Il faut distinguer dans le roman deux catégories de femmes, les vampires et les "faibles humaines". Les femmes vampires sont au nombre de quatre, cependant trois d'entre elles se présentent comme une entité : les maîtresses de Dracula. Celles-ci sont présentes dans la première et dernière partie de Dracula, et marquent une progression dans le roman puisque ces dominatrices deviendront des victimes passives. Elles semblent former une trinité diabolique et n'apparaissent jamais séparément. Une des scènes du film de Coppola, bien que très rarement fidèle à l'esprit du roman, retranscrit parfaitement l'attrait irrépressible qu'exercent ces femmes sur leurs victimes masculines. Ce pouvoir de séduction, cette sensualité en fait des femmes aux charmes surhumains. On voit Jonathan Harker au début du récit, sous l'emprise totale des maîtresses de Dracula, prêt à succomber, à faire le don de sa personne, de son fluide vital, en échange d'un moment d'extase. Mais l'acceptation de l'échange signifie aussi sa mort et sa damnation. Dès lors existe un double sentiment d'attirance et de répulsion. En effet, l'extase amoureuse, jusqu'au don total de soi, jusqu'à la mort, est une tentation effrayante. D'autre part, les femmes dominatrices, chose inacceptable à la fin du XlXeme siècle, inspirent aussi le dégoût de par leur nature même. Ceci expliquerait leur destruction.
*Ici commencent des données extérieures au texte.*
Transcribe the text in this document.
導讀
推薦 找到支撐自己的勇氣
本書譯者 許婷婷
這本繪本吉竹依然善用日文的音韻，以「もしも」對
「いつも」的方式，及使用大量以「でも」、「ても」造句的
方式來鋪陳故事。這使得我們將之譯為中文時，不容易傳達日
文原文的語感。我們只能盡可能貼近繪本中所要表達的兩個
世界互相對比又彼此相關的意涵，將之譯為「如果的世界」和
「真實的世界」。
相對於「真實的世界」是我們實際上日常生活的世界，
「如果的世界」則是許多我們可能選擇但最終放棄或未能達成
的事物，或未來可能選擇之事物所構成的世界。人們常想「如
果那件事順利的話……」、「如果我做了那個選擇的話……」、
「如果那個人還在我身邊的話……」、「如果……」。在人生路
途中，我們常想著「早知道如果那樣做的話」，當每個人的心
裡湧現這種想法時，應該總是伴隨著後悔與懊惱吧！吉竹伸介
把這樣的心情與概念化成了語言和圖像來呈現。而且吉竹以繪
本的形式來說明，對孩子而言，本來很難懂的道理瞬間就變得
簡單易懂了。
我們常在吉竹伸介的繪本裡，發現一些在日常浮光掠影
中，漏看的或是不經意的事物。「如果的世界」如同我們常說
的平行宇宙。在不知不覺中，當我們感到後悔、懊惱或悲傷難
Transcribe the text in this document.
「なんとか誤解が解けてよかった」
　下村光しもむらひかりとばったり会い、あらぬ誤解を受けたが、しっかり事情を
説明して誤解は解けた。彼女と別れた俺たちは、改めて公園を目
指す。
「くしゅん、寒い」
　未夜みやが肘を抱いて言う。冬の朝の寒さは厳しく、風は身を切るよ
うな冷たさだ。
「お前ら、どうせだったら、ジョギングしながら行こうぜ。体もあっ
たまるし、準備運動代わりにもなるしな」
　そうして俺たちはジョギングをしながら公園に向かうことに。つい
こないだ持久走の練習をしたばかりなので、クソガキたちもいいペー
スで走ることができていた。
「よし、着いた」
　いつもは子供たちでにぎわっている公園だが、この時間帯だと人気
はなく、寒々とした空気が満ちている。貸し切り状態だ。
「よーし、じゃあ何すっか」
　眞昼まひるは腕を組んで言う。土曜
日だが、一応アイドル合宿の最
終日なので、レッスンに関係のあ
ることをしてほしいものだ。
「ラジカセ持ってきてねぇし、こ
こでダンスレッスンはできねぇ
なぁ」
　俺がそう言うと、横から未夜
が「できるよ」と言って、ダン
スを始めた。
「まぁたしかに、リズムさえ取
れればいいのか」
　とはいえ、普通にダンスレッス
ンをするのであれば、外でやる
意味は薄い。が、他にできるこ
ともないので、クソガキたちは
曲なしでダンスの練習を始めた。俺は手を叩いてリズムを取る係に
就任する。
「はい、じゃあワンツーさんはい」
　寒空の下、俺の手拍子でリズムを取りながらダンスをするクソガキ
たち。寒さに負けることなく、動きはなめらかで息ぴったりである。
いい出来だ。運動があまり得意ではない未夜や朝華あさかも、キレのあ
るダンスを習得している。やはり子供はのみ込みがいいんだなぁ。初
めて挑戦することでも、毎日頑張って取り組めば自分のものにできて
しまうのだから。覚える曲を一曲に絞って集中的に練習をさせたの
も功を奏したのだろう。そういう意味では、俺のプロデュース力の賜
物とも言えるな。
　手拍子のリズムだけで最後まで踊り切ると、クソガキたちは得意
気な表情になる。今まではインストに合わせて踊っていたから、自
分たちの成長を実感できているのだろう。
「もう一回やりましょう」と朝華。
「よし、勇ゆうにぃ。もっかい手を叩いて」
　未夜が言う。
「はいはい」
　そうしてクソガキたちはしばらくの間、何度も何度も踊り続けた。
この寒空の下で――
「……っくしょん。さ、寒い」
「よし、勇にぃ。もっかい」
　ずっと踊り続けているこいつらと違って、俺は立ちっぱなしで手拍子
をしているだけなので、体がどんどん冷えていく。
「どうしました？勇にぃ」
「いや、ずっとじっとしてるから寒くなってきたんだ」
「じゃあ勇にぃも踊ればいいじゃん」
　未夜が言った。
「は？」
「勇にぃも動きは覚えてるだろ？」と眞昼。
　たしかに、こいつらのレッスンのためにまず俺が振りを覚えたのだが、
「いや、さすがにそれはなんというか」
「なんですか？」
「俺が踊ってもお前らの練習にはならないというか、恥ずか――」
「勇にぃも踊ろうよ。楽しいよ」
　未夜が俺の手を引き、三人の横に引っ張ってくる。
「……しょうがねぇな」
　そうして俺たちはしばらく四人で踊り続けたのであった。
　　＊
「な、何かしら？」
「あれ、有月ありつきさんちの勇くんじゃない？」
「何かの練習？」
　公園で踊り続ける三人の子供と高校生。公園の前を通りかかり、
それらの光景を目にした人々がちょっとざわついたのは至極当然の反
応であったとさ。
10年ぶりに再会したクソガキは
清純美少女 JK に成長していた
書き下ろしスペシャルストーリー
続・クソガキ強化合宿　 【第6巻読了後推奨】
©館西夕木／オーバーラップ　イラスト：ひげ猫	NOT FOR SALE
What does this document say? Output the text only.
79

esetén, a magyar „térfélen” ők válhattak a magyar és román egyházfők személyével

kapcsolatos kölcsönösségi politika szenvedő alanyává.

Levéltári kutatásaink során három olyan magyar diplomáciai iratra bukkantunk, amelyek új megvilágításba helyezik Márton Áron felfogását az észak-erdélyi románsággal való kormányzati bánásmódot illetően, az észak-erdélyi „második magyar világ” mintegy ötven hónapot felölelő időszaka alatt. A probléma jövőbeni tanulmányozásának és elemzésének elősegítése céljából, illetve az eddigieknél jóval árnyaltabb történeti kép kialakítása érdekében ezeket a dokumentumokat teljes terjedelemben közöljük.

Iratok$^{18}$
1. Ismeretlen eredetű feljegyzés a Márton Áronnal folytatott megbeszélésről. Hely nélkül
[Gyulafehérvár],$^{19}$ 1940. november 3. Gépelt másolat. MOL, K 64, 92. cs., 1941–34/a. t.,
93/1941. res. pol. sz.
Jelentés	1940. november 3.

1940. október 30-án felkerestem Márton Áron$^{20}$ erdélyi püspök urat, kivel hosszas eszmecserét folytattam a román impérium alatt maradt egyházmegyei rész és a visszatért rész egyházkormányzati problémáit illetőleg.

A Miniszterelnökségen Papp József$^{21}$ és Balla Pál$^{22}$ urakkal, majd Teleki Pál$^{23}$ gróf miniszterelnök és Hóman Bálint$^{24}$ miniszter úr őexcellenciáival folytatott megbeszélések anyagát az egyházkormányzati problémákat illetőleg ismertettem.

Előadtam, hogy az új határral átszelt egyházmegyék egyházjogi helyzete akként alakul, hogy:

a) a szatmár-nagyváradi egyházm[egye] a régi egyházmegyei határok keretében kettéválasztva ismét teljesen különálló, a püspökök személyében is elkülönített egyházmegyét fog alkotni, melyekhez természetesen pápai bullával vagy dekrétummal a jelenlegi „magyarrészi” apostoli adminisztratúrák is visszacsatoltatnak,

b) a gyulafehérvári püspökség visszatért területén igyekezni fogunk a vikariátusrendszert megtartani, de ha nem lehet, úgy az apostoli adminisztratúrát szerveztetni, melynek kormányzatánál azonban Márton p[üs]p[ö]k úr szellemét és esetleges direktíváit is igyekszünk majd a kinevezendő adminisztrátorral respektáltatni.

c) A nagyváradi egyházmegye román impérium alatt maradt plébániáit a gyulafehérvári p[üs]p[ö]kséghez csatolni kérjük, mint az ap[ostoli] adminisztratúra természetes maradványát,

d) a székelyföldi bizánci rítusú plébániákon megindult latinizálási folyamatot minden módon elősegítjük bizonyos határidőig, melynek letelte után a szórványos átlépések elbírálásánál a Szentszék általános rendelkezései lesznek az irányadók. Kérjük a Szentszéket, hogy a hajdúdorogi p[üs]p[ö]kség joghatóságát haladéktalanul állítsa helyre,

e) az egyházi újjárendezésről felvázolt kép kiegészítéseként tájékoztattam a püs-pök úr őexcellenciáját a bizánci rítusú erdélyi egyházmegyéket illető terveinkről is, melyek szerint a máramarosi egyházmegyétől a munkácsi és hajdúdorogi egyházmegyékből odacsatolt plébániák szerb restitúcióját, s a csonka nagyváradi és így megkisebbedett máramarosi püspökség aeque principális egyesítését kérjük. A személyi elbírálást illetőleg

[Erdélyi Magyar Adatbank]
Alors que les maîtresses de Dracula apparaissent dans le roman comme des êtres diaboliques dont on ne sait rien de précis, toute la métamorphose de Lucy est longuement décrite. Le lecteur la voit se transformer progressivement de jeune fille de bonne famille, coquette et immature, en femme-vampire à la beauté envoûtante. Pourtant, on peut remarquer dans les traits de caractère de la jeune fille, certains qui la prédestinent à son état vampirique. Ainsi, Lucy apparaît comme une égoïste vaniteuse, sûre de son pouvoir de séduction sur les hommes. Elle est fière d'avoir séduit trois prétendants et serait prête à tous les épouser !! Par ailleurs ses crises de somnambulisme en font une proie facile pour Dracula et surtout, permettent à l'auteur que son personnage ne succombe pas consciemment à l'attrait du "prince des ténèbres". D'ailleurs toute son agonie est marquée par la lutte entre sa nature humaine et sa nature vampirique. Le personnage de Lucy reste donc conforme à la morale en vigueur. Le don de sang de ses trois prétendants et de Van Helsing, concrétise de manière symbolique quatre mariages. Là encore, la morale est sauve, puisque Lucy est inconsciente pendant les transfusions. L'échange paraît ici acceptable, car l'homme propose le don, et la femme le reçoit passivement. Quant à la Lucy-vampire, son comportement est identique à celui des maîtresses de Dracula. Comme elles, ses victimes sont des enfants, et lorsqu'elle est face à Arthur elle tente de le séduire. Toutes ces caractéristiques des femmes-vampires du roman de Bram Stoker semblent être là pour justifier leur destruction. Elles s'attaquent aux enfants, ce qui va à l'encontre des valeurs familiales de la société victorienne. Et, surtout, elles sont les seules à se montrer sexuellement actives, elles ne sont plus soumises mais dominatrices, ce qui est impensable pour un homme de l'époque normalement constitué (sic).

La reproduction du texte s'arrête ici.